Share

Bab 6. Ijab Kabul

Haidar duduk di depan penghulu dan calon mertuanya. Ia tampak tenang, tidak sedikit pun ketegangan tergurat di wajahnya. Walapun ia masih terbayang tubuh bahenol calon istrinya, tapi ia menepis semua itu dari bayangannya.

Tujuan utama ia menikah adalah untuk memenuhi syarat agar harta warisan sang papi segera jatuh ke tangannya. Ia berjanji tidak akan jatuh cinta pada sang istri nantinya. 

“Astaga … kenapa gua setegang ini?” ucap Rey dalam hati. Keringat menetes dari pelipisnya.

“Kamu kenapa tegang banget, Rey?” bisik Mahendra pada adik iparnya.

“Siapa yang tegang,” sangkal Rey. Ia malu mengakuinya.

“Lihat calon menantumu! Dia begitu tenang.” Mahendra membandingkan adik iparnya dengan calon menantu untuk meledek Rey.

Rey tidak mendengarkan lagi ucapan kakak iparnya. Setelah Pak penghulu selesai membacakan doa, acara ijab kabul segera dimulai.

Rey mengulurkan tangannya pada calon suami sang anak. Kemudian Haidar menerima uluran tangan calon mertuanya. Mereka saling berjabat tangan.

“Saya nikahkan dan kawinkan engkau, Haidar Mannaf bin Abdul Mannaf dengan putri saya Andin Putri Pradipta binti Rayhan Pradipta Putra dengan mas kawin uang tunai senilai seratus juta rupiah dibayar tunai,” ucap Rey dengan tegas.

“Saya terima nikah dan kawinnya Andin Putri Pradipta binti Rayhan Pradipta Putra dengan mas kawin uang tunai senilai seratus juta rupiah dibayar tunai,” ucap Haidar dengan sekali tarikan napas.

“Bagaimana para saksi? Sah?” tanya pak penghulu kepada para saksi dan para hadirin yang menyaksikan proses ijab kabul.

“SAH!” jawab para hadirin serentak dengan raut wajah yang bahagia.

“Alhamdulillah.”

“Baarakallahu laka wa baarakaa alaika wa jamaa bainakumaa fii khoir.” Pak penghulu membacakan doa akad nikah.

( Semoga Allah memberkahi engkau, baik dalam suka maupun duka dan selalu mengumpulkan engkau berdua pada kebaikan )

“Aamiin,” jawab para hadirin.

Setelah acara ijab qobul selesai, Andin segera turun dan menghampiri suaminya.

Karena pernikahan Andin dan Haidar mendadak, mereka harus menunggu buku nikah mereka dalam beberapa hari ke depan. Acara pun dilanjutkan dengan penyerahan mahar kepada Andin secara simbolis.

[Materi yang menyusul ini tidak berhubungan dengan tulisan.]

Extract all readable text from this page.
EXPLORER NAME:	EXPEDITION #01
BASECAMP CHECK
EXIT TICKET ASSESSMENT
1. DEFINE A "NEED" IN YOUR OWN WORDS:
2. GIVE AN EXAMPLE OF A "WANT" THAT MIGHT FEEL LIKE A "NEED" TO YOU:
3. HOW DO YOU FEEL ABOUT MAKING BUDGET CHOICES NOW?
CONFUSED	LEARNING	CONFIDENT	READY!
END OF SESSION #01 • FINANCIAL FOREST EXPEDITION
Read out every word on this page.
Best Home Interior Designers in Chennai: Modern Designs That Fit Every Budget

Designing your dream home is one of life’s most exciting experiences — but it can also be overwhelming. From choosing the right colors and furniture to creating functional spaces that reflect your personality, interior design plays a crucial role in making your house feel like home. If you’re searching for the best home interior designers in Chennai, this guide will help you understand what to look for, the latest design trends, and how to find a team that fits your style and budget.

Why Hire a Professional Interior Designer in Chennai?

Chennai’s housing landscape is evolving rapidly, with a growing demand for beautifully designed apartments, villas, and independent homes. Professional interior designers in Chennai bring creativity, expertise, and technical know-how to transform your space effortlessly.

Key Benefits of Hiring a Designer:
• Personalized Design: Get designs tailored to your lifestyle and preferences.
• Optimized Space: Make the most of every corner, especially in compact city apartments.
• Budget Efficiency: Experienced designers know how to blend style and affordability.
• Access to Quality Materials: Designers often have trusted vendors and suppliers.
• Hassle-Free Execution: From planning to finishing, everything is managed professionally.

Andin dan Haidar bertukar cincin. Setelah selesai menyematkan cincin ke jari mereka masing-masing, Andin mencium tangan laki-laki gagah di depannya yang sudah sah menjadi imamnya.

Haidar pun mencium kening sang istri sekilas. “Kenapa jantungku jadi berdebar-debar begini?” Haidar bertanya-tanya dalam hatinya.

Setelah Pak penghulu mengucapkan nasehat pernikahan, beliau pun menutup proses akad dengan doa.

Andin dan Haidar segera duduk di pelaminan. Mereka pun berfoto dengan banyak macam gaya.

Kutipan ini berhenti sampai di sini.